The institute’s technical cooperation with Russia on small reactors goes as far back as 1995. In its 2017 annual report, OKBM Afrikantov, a Russian company that makes reactors for submarines, icebreakers and floating power plants, reported “continued discussion with KAERI on cooperation under the integral reactor project.”

The covert project was abandoned in 2004 after the discovery that the institute’s scientists had secretly enriched uranium in 2000, dabbling in a technology used to make nuclear weapons.

But South Korea has never abandoned its hopes, with the hurdles long being diplomatic, not technological. In 2016, the Washington-based Nuclear Threat Initiative said that, if an arms race broke out in Asia, “both Japan and South Korea are capable of building nuclear-powered submarines or surface vessels.”

When President Moon was campaigning for office a year later, he declared, “It’s time for us to acquire nuclear-powered submarines.”

Shortly after his inauguration in 2017, he asked Washington to help solve the problem of the 1972 treaty, which South Korea had agreed to in exchange for U.S. help in building a nuclear power industry.

According to Moon Chung-in, a former special adviser to Mr. Moon, President Donald J. Trump made a surprising suggestion: Why didn’t South Korea just buy American nuclear submarines? But Washington never followed up on this, nor did it help South Korea secure nuclear fuel for submarines, because of proliferation concerns.

“Without enriched uranium fuel, South Korea’s nuclear-powered submarine, even if it was built, would be nothing but an empty shell,” said Lee Byong-chul, a professor at the Institute for Far Eastern Studies at Kyungnam University in South Korea.

Mr. Moon’s office declined to comment.

Last year, the South Korean Defense Ministry said it would build six more submarines, the first three powered by lithium-ion batteries. It didn’t clarify the power source for the other three 4,000-ton submarines. But Kim Hyun-chong, who at the time was a deputy national security adviser for Mr. Moon, said that South Korea’s next generation of submarines would be nuclear-powered.

“It could be for commercial or other marine purposes, but it is a very plausible basis for developing a nuclear-powered submarine, and the higher level of enriched fuel is a fairly strong indicator of that possibility,” said Toby Dalton, a co-director of the Nuclear Policy Program at the Carnegie Endowment for International Peace.

Not everyone thinks that South Korea needs nuclear-powered submarines.

Mr. Clark, the Hudson Institute expert, said diesel-electric submarines were generally smaller, quieter and less costly than nuclear ones, making them suitable for short-range regional operations, such as patrolling littoral waters around the Korean Peninsula. “Seoul has more important capabilities to spend its money on,” he said.

Lee Jae-myung, the candidate for Mr. Moon’s governing party in the presidential election in March, has yet to announce his stance on the matter.

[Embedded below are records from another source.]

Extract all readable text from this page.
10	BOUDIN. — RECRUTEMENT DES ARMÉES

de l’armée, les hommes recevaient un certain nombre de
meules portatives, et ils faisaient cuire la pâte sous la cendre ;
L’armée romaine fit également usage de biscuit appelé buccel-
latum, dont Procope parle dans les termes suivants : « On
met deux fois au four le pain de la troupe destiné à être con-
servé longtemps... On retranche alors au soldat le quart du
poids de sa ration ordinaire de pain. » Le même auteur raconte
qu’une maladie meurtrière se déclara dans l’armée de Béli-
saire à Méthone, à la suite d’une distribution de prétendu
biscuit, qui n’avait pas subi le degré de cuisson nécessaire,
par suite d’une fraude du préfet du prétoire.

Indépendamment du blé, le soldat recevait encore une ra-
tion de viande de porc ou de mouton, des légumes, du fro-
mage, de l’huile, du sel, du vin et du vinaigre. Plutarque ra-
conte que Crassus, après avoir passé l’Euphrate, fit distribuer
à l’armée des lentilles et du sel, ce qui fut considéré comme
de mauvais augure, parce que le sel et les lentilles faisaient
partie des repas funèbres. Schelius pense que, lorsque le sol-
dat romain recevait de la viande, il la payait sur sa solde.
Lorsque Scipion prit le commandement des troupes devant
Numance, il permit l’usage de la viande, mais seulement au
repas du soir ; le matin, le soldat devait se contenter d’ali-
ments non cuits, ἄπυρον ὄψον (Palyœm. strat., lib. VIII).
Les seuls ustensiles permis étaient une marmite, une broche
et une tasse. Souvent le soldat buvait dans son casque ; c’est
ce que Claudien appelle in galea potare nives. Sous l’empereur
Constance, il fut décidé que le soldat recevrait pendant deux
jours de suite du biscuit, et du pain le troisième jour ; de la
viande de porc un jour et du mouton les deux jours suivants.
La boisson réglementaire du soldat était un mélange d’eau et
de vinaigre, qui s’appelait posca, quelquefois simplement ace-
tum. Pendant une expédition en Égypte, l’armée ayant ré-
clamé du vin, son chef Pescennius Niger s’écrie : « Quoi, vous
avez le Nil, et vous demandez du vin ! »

Yoon Suk-yeol, the main opposition candidate, said he would give priority to improving South Korea’s satellite and airborne surveillance against North Korea, rather than investing in a nuclear submarine.

“I don’t think we need it right now,” Mr. Yoon said.

But calls for nuclear subs persist.

“If North Korea builds nuclear submarines, it will be a game-changer,” said Yoon Suk-joon, a researcher at the Korea Institute for Military Affairs. “The best way to deal with them is to have our own nuclear subs lurk near a North Korean submarine base, for months if necessary, and follow them when they come out.”